REIT status would allow the company to avoid paying corporate taxes, on condition that it distributes at least 90% of its earnings to shareholders as dividends and receives the bulk of its revenue from passive income such as rent.
It could also allow the company to take advantage of investors’ current enthusiasm for the investment vehicle.
Safe and Predictable
Indeed, investments that offer safe, predictable earnings from businesses that cater to people’s basic needs, such as REITs, become increasingly popular when the stock market weakens.
Between January and July this year, net-lease REITs returned 34% on average, including dividends, with tenants in the gasoline and convenience store area, such as Getty, outperforming their peers, according to the National Association of Real Estate Investment Trusts (NARIET).
Getty filed to sell 7.7 million common shares to raise the cash needed to pay down debt and make a special distribution to shareholders, its first step towards becoming a REIT.

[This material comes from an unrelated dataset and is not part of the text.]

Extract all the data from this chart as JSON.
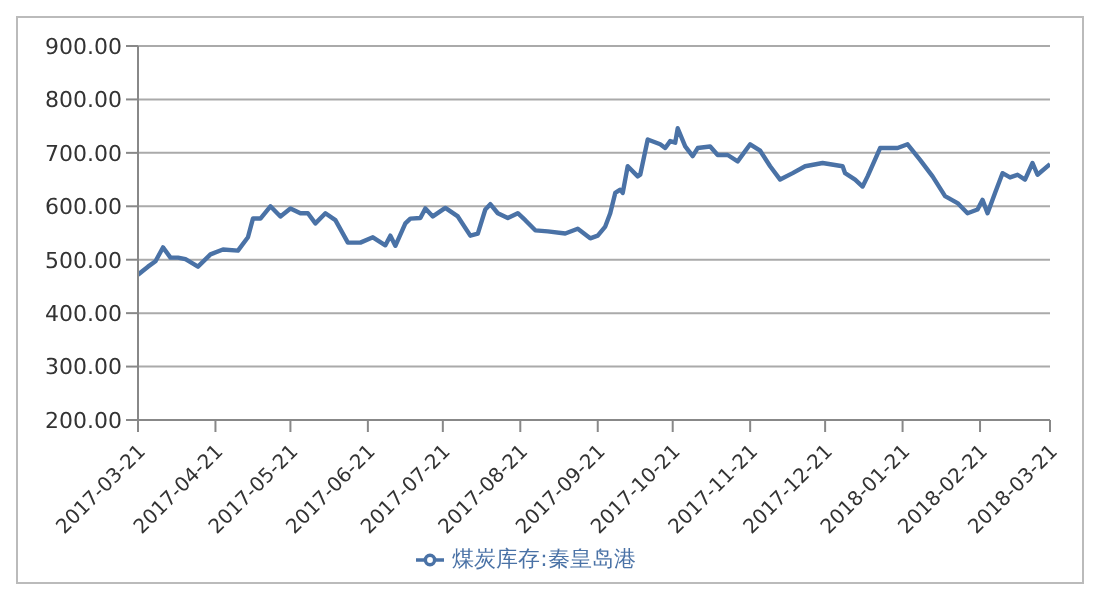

Getty Realty owns more than 700 service stations and gas storage terminals in in the US. More than 90% of the properties are leased to Getty Petroleum Marketing Inc, which it split from in 1997, on a triple net lease basis.
This type of lease requires the tenant to pay all operating expenses, real estate taxes and insurance in addition to rent, which lowers any potential risk to the landlord.
When OAO LUKOIL acquired Getty Petroleum in January, long-term leases were signed with the new entity, through 2015 with renewal options through 2048. Speculation that the company would move towards converting to a REIT has abounded, driving up the share price.
Shareholders will be asked to approve the conversion on August. If approved, the company will assume REIT status retroactive to the beginning of 2001.